Stachaczyk Martyna, Atashzar Seyed Farokh, Farina Dario
IEEE Int Conf Rehabil Robot. 2019 Jun;2019:671-675. doi: 10.1109/ICORR.2019.8779482.
In myocontrol of neuroprosthetic devices, multichannel electromyography (EMG) can be used to decode the intended motor command, based on distributed activation patterns of stump muscles. In this regard, the high density EMG (HD-EMG) approach allows for enhancement of the spatiotemporal resolution for motor intention detection. Despite the advantages of relying on several EMG channels, the challenge of high-density electrode systems is the dynamically changing electrode-skin contact impedance, which can affect a considerable number of electrodes over the time of data acquisition. This can result in obtaining unreliable, low-quality EMG recording with a distributed artifact pattern over the grid of EMG sensors. To address this issue, we propose a novel online approach for adaptive information extraction and enhancement for automatic artifact detection and attenuation in HD-EMG-based myocontrol of prosthetic devices. The method is based on an adaptive weighting scheme that modifies the contribution of each HD-EMG channel considering the spectral information content relative to artifacts. The technique (named IE-HD-EMG) was tested as an online pre-conditioning step for a challenging multiclass classification problem of 4-finger activation, using linear discriminant analysis. It is shown that for this application, the proposed IE-HD-EMG technique led to a superior performance in finger activation recognition (79.25% accuracy, 89% sensitivity, 89.15% specificity) in comparison to the conventional HD-EMG recording under the same condition without the proposed approach (56.25% accuracy, 61.3% sensitivity, 67% specificity). Therefore, the proposed technique can have a significant potential to expand the clinical viability of HD-EMG systems.

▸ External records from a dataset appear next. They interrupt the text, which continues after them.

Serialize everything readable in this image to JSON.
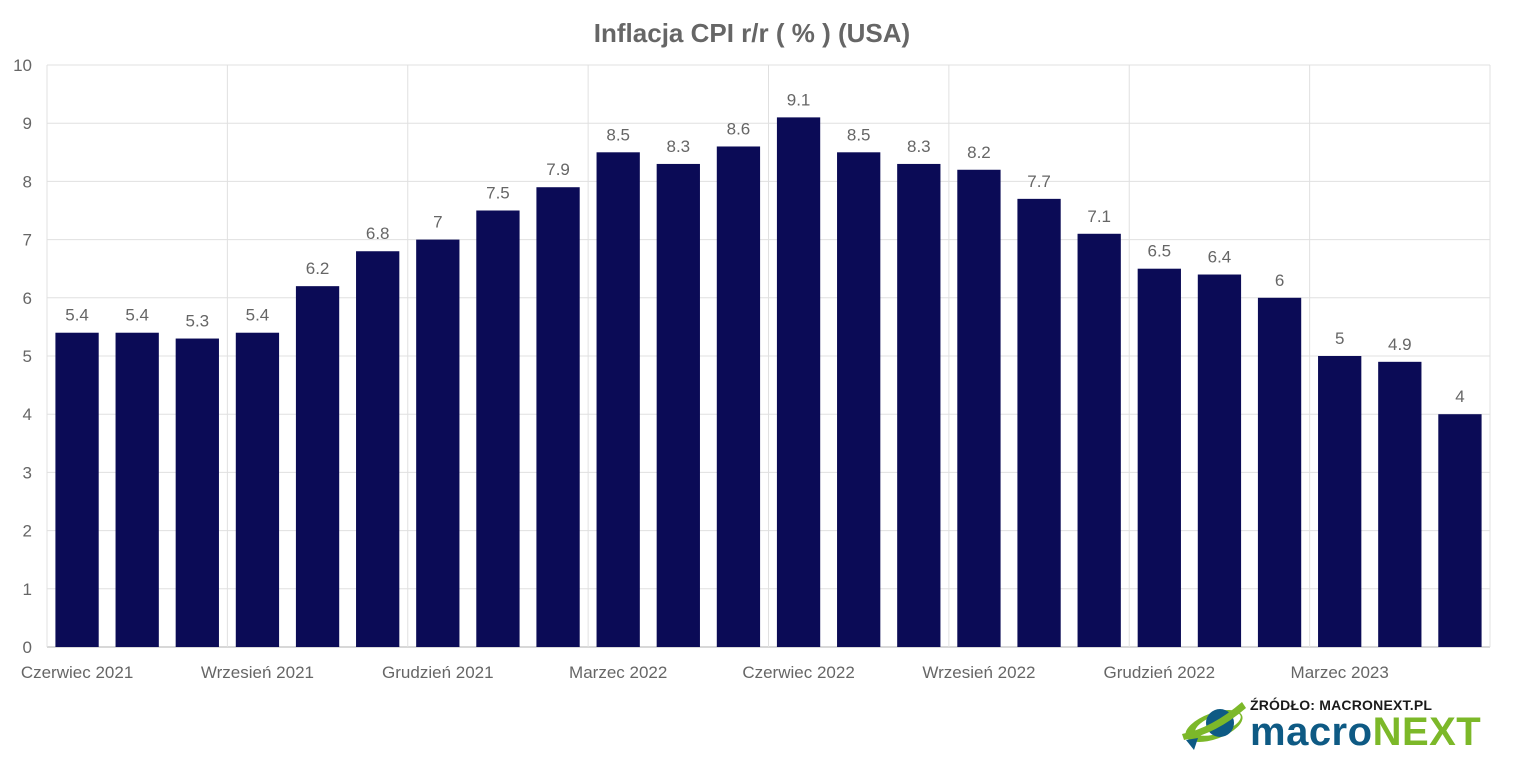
{
  "chart_data": {
    "type": "bar",
    "title": "Inflacja CPI r/r ( % ) (USA)",
    "xlabel": "",
    "ylabel": "",
    "ylim": [
      0,
      10
    ],
    "yticks": [
      "0",
      "1",
      "2",
      "3",
      "4",
      "5",
      "6",
      "7",
      "8",
      "9",
      "10"
    ],
    "x_tick_labels": [
      "Czerwiec 2021",
      "Wrzesień 2021",
      "Grudzień 2021",
      "Marzec 2022",
      "Czerwiec 2022",
      "Wrzesień 2022",
      "Grudzień 2022",
      "Marzec 2023"
    ],
    "categories": [
      "",
      "",
      "",
      "",
      "",
      "",
      "",
      "",
      "",
      "",
      "",
      "",
      "",
      "",
      "",
      "",
      "",
      "",
      "",
      "",
      "",
      "",
      "",
      ""
    ],
    "values": [
      5.4,
      5.4,
      5.3,
      5.4,
      6.2,
      6.8,
      7,
      7.5,
      7.9,
      8.5,
      8.3,
      8.6,
      9.1,
      8.5,
      8.3,
      8.2,
      7.7,
      7.1,
      6.5,
      6.4,
      6,
      5,
      4.9,
      4
    ],
    "data_labels": [
      "5.4",
      "5.4",
      "5.3",
      "5.4",
      "6.2",
      "6.8",
      "7",
      "7.5",
      "7.9",
      "8.5",
      "8.3",
      "8.6",
      "9.1",
      "8.5",
      "8.3",
      "8.2",
      "7.7",
      "7.1",
      "6.5",
      "6.4",
      "6",
      "5",
      "4.9",
      "4"
    ],
    "grid": true,
    "legend": "none",
    "colors": {
      "bar": "#0b0b56",
      "grid": "#e0e0e0",
      "text": "#666666"
    }
  },
  "source": {
    "label": "ŹRÓDŁO: MACRONEXT.PL",
    "brand_part1": "macro",
    "brand_part2": "NEXT",
    "logo_icon": "globe-swoosh-icon",
    "colors": {
      "blue": "#0e5a84",
      "green": "#7cb829"
    }
  }
}
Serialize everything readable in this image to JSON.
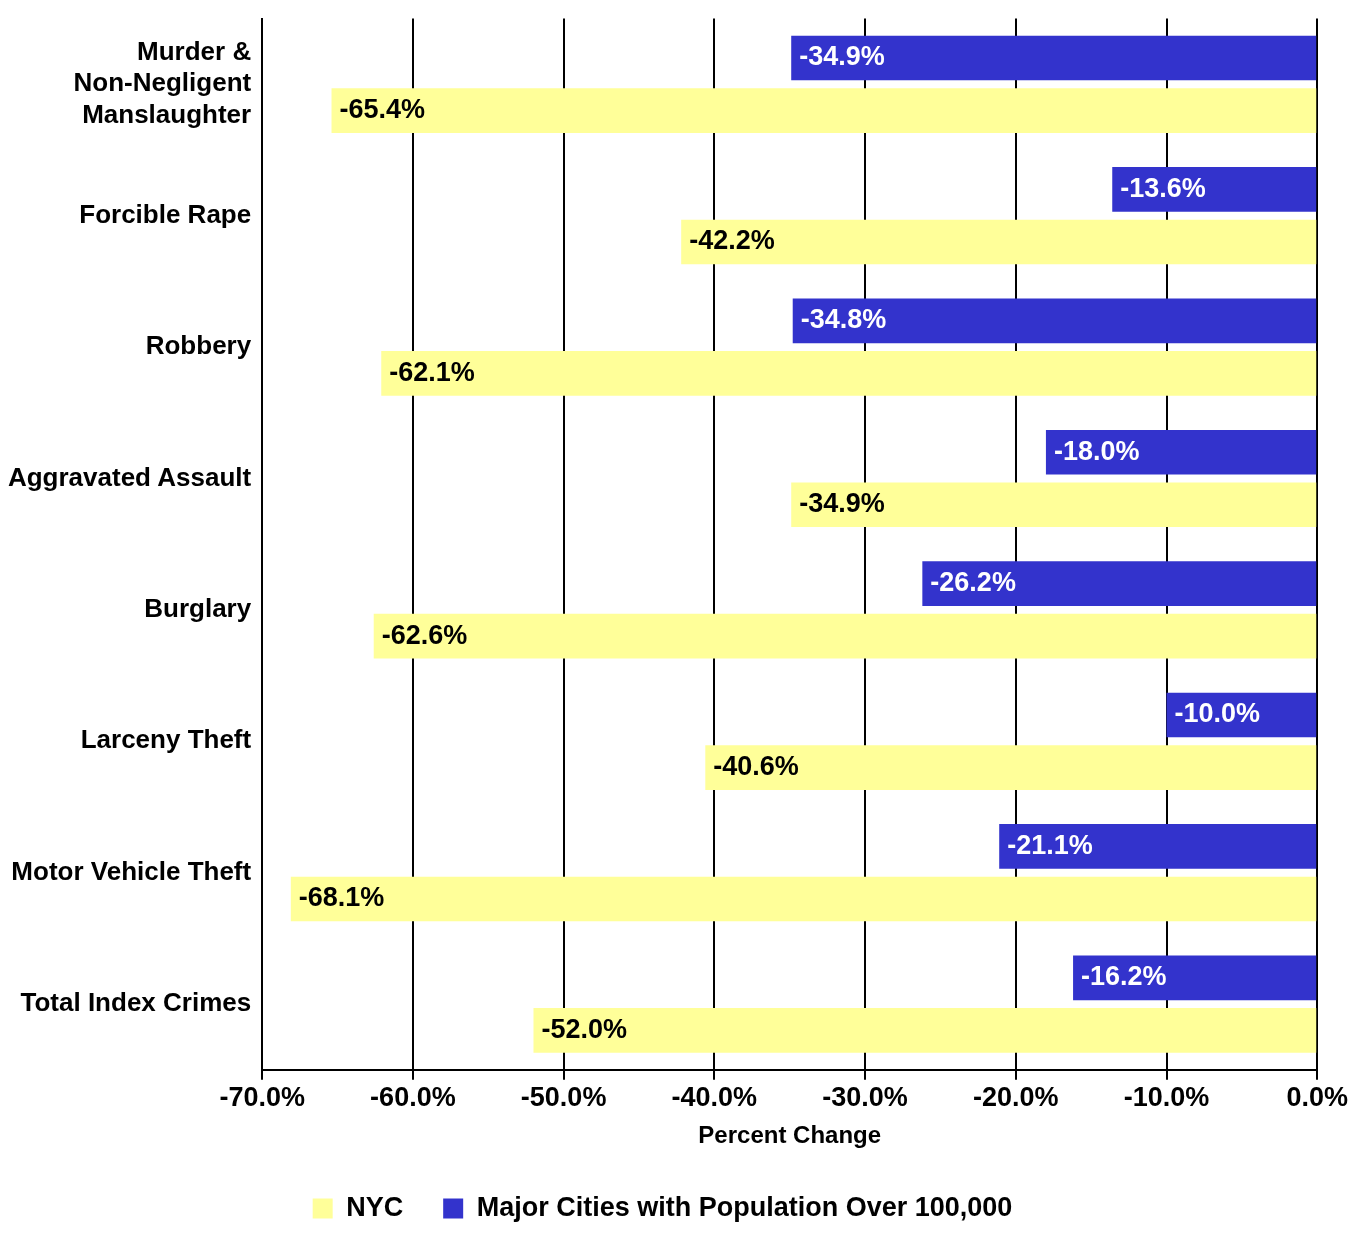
{
  "chart_data": {
    "type": "bar",
    "orientation": "horizontal",
    "xlabel": "Percent Change",
    "categories": [
      "Murder & Non-Negligent Manslaughter",
      "Forcible Rape",
      "Robbery",
      "Aggravated Assault",
      "Burglary",
      "Larceny Theft",
      "Motor Vehicle Theft",
      "Total Index Crimes"
    ],
    "series": [
      {
        "name": "NYC",
        "color": "#ffff99",
        "values": [
          -65.4,
          -42.2,
          -62.1,
          -34.9,
          -62.6,
          -40.6,
          -68.1,
          -52.0
        ],
        "value_labels": [
          "-65.4%",
          "-42.2%",
          "-62.1%",
          "-34.9%",
          "-62.6%",
          "-40.6%",
          "-68.1%",
          "-52.0%"
        ]
      },
      {
        "name": "Major Cities with Population Over 100,000",
        "color": "#3333cc",
        "values": [
          -34.9,
          -13.6,
          -34.8,
          -18.0,
          -26.2,
          -10.0,
          -21.1,
          -16.2
        ],
        "value_labels": [
          "-34.9%",
          "-13.6%",
          "-34.8%",
          "-18.0%",
          "-26.2%",
          "-10.0%",
          "-21.1%",
          "-16.2%"
        ]
      }
    ],
    "xlim": [
      -70,
      0
    ],
    "xticks": [
      {
        "value": -70,
        "label": "-70.0%"
      },
      {
        "value": -60,
        "label": "-60.0%"
      },
      {
        "value": -50,
        "label": "-50.0%"
      },
      {
        "value": -40,
        "label": "-40.0%"
      },
      {
        "value": -30,
        "label": "-30.0%"
      },
      {
        "value": -20,
        "label": "-20.0%"
      },
      {
        "value": -10,
        "label": "-10.0%"
      },
      {
        "value": 0,
        "label": "0.0%"
      }
    ],
    "grid": "x",
    "legend": "bottom"
  }
}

在神经假体装置的肌电控制中,多通道肌电图(EMG)可用于根据残肢肌肉的分布式激活模式解码预期的运动指令。在这方面,高密度肌电图(HD-EMG)方法可提高运动意图检测的时空分辨率。尽管依赖多个EMG通道有诸多优势,但高密度电极系统面临的挑战是电极与皮肤之间的接触阻抗动态变化,这在数据采集过程中可能会影响相当数量的电极。这可能导致获得不可靠、低质量的EMG记录,在EMG传感器网格上呈现分布式伪迹模式。为解决此问题,我们提出一种新颖的在线方法,用于在基于HD-EMG的假肢装置肌电控制中进行自适应信息提取和增强,以实现自动伪迹检测和衰减。该方法基于一种自适应加权方案,该方案根据相对于伪迹的频谱信息内容修改每个HD-EMG通道的贡献。该技术(命名为IE-HD-EMG)作为在线预处理步骤,用于具有挑战性的四指激活多类分类问题,并使用线性判别分析进行了测试。结果表明,对于此应用,与在相同条件下未采用该方法的传统HD-EMG记录相比(准确率56.25%、灵敏度61.3%、特异性67%),所提出的IE-HD-EMG技术在手指激活识别方面具有卓越性能(准确率79.25%、灵敏度89%、特异性89.15%)。因此,所提出的技术在扩大HD-EMG系统的临床可行性方面具有巨大潜力。